Située à l’emplacement d’une mine de cuivre et de l’ancienne frontière avec la Bavière, cette propriété fut un prestigieux domaine royal prussien. Le cuivre qui embellit les étiquettes des cuvées spéciales à 80 € et les portes du chai rappelle cette époque glorieuse. Son logo aussi, avec son aigle couronné dont les ailes déployées figurent des rangs de vigne en pente.

« On a fourni du vin pour le mariage de la princesse Diana et le président Mitterrand a acheté une bouteille de 1916, son année de naissance, rappelle Achim Kirchner, le directeur exécutif. Nous sommes sur l’un des meilleurs sites pour le riesling en Allemagne ». Pour cette raison, le domaine se voue à ce cépage mais aussi parce que, « tout le reste est ennuyeux pour un winemaker ! »

"On n'utilise pas l'hélicoptère"

Plantés à 12 000 pieds/ha, les 6 ha en pente raide sont entièrement cultivés à la main, y compris les traitements. « On n’utilise pas l’hélicoptère, qui consomme trop de produit », précise Achim Kirchner.
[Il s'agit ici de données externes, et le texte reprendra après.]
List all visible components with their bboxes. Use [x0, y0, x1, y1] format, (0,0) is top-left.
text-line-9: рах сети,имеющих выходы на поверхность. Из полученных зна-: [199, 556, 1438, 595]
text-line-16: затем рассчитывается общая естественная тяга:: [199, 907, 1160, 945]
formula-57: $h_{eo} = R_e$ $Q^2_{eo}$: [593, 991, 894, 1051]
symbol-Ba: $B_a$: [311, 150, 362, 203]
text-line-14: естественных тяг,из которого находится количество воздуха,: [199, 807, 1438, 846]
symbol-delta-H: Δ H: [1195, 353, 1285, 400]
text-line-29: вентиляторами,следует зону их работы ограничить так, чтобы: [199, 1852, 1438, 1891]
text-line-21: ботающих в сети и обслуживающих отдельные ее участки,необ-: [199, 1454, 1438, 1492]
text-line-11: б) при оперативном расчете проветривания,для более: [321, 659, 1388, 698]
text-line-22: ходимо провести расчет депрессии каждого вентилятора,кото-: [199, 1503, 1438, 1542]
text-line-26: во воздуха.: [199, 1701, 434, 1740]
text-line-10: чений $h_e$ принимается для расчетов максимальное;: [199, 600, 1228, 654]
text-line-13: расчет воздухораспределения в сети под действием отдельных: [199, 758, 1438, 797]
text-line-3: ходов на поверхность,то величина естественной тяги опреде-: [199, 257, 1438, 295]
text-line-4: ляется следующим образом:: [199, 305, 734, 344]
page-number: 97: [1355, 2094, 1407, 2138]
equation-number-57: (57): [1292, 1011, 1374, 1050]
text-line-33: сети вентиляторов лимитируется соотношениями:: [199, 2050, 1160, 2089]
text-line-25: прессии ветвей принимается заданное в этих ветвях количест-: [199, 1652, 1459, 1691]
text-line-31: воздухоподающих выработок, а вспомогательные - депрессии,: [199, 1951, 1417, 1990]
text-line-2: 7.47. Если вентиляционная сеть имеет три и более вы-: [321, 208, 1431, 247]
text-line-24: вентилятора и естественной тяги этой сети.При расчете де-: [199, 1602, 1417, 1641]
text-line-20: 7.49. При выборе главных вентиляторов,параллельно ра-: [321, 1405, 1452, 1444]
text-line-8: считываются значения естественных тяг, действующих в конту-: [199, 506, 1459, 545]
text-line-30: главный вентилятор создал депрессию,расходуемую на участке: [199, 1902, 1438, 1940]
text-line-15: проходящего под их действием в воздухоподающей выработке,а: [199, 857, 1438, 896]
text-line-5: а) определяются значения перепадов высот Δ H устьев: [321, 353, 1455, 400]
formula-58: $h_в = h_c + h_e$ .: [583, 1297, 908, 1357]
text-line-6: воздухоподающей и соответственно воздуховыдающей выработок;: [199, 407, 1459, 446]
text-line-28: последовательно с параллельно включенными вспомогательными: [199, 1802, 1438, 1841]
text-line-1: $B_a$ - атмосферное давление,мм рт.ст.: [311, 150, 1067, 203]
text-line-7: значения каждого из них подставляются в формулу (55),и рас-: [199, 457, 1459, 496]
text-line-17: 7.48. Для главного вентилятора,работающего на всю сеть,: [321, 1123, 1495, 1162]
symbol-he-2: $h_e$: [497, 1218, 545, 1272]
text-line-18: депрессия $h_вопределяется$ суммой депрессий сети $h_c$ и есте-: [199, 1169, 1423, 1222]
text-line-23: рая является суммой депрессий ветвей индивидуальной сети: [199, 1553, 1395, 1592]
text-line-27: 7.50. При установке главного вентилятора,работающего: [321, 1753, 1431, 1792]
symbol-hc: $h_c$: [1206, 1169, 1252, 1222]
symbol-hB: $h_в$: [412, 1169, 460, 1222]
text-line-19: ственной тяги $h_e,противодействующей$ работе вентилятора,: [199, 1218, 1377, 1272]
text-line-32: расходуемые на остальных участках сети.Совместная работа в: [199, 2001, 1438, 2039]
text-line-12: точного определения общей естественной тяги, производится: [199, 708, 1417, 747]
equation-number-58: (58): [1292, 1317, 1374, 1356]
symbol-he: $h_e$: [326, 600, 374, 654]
Ce dernier emploie 10 salariés permanents, moitié Roumains et Allemands, plus 25 vendangeurs, des familles qui se déplacent de Roumanie et qui savent réparer les murs de pierre sèche.

Les rendements sont faibles. « Ici, un hectare donne 30 hl au lieu de 45 en moyenne dans la région, soit 270 000 bouteilles par an, à 95 % du vin sec. » Gut Hermannsberg, comme Franzen, intervient le moins possible sur le vin. Pas de collage ni de filtration. « Ne rien ajouter, ne rien prendre », est la devise d’Achim Kirchner. Véritable ambassade de l’ancienne Prusse, 40 % de la production du domaine part dans 26 pays, jusqu’à la Chine.

Achim Kirchner constate le réchauffement climatique : « En 1970, on vendangeait en novembre pour les vins tranquilles, maintenant en octobre, et on est les derniers. Mais on reste au frais grâce à la rivière Nahe. »

"Les ouvriers s'attachent en rappel comme des alpinistes"

A 200 km au sud de là, dans la Forêt Noire, la coopérative de Durbach, se présente comme un autre spécialiste des pentes raides. Forte de 231 membres qui cultivent 330 ha, elle produit près de 30 000 hl par an. « Ces vignes en coteaux sont notre identité, annonce Daniel Kirchner, le directeur de la communication. Pour travailler les parcelles les plus raides, les ouvriers s’attachent en rappel, comme des alpinistes. Il faut beaucoup d'idéalisme et de passion pour cela. Mais nous avons le sentiment de produire des vins exceptionnels et de préserver un paysage culturel ».

Malgré cela, les prix restent modestes : « Notre vin le plus cher est à 19 €, un rouge qui serait vendu le double ailleurs. On veut démocratiser l’accès aux vins de qualité. »

Une parcelle hors du temps

A Rhodt unter Rietburg, en Rhénanie-Palatinat, une vigne bénéficie d’une plaque annonçant « le plus vieux vignoble au monde en production ». Son âge : plus de 400 ans ! Ces 270 pieds de traminer et de sylvaner auraient été plantés avant la Guerre de Trente ans. Pascal Oberhofer, 27 ans, le vigneron en charge de la parcelle, évoque « de vieux livres à l’église » qui prouvent l'âge de ces ceps bas, épais et noueux qui donnent un blanc sec vendu dans une bouteille de 37,5 cl présentée dans un spectaculaire emballage de bois et carton. Des vignes situées dans le Rhodter Rosengarten, le jardin de roses de Rodht.